La convention de Vienne sur le droit des traités
10 La convention de Vienne sur le droit des traités a été conclue à Vienne le 23 mai 1969 (Recueil des traités des Nations unies, vol. 1155, p. 331, ci-après la « convention de Vienne sur le droit des traités »).
11 L’article 3 de cette convention, intitulé « Accords internationaux n’entrant pas dans le cadre de la présente [c]onvention », stipule :
« Le fait que la présente [c]onvention ne s’applique ni aux accords internationaux conclus entre des États et d’autres sujets du droit international ou entre ces autres sujets du droit international, ni aux accords internationaux qui n’ont pas été conclus par écrit, ne porte pas atteinte :
[…]
b) à l’application à ces accords de toutes règles énoncées dans la présente [c]onvention auxquelles ils seraient soumis en vertu du droit international indépendamment de ladite [c]onvention ;
[…] »
12 Aux termes de l’article 31 de ladite convention, intitulé « Règle générale d’interprétation » :
« 1. Un traité doit être interprété de bonne foi suivant le sens ordinaire à attribuer aux termes du traité dans leur contexte et à la lumière de son objet et de son but.

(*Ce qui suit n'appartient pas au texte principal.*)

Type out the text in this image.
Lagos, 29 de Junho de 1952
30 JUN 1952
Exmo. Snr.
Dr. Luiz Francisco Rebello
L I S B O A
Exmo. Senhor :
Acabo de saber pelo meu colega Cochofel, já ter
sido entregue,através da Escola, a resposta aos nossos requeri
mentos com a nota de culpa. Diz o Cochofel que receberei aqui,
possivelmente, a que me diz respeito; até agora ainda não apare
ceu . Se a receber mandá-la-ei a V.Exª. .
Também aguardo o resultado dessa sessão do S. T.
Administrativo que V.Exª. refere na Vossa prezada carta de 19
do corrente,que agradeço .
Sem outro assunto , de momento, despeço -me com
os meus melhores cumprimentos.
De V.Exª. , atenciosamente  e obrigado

2. Aux fins de l’interprétation d’un traité, le contexte comprend, outre le texte, préambule et annexes inclus :
a) tout accord ayant rapport au traité et qui est intervenu entre toutes les parties à l’occasion de la conclusion du traité ;
b) tout instrument établi par une ou plusieurs parties à l’occasion de la conclusion du traité et accepté par les autres parties en tant qu’instrument ayant rapport au traité.
3. Il sera tenu compte, en même temps que du contexte :
a) de tout accord ultérieur intervenu entre les parties au sujet de l’interprétation du traité ou de l’application de ses dispositions ;
b) de toute pratique ultérieurement suivie dans l’application du traité par laquelle est établi l’accord des parties à l’égard de l’interprétation du traité ;
c) de toute règle pertinente de droit international applicable dans les relations entre les parties.
4. Un terme sera entendu dans un sens particulier s’il est établi que telle était l’intention des parties. »
13 Selon l’article 34 de la même convention, intitulé « Règle générale concernant les États tiers », « [u]n traité ne crée ni obligations ni droits pour un État tiers sans son consentement. »
Le droit de l’Union
L’accord d’association
14 L’accord euro-méditerranéen établissant une association entre les Communautés européennes et leurs États membres, d’une part, et le Royaume du Maroc, d’autre part, a été signé à Bruxelles le 26 février 1996 (JO 2000, L 70, p. 2, ci-après l’« accord d’association »), et approuvé au nom des Communautés européennes par la décision 2000/204/CE, CECAdu Conseil et de la Commission, du 24 janvier 2000 (JO 2000, L 70, p. 1). Conformément à son article 96, il est entré en vigueur le 1er mars 2000, comme cela ressort de l’information publiée au Journal officiel des Communautés européennes (JO 2000, L 70, p. 228).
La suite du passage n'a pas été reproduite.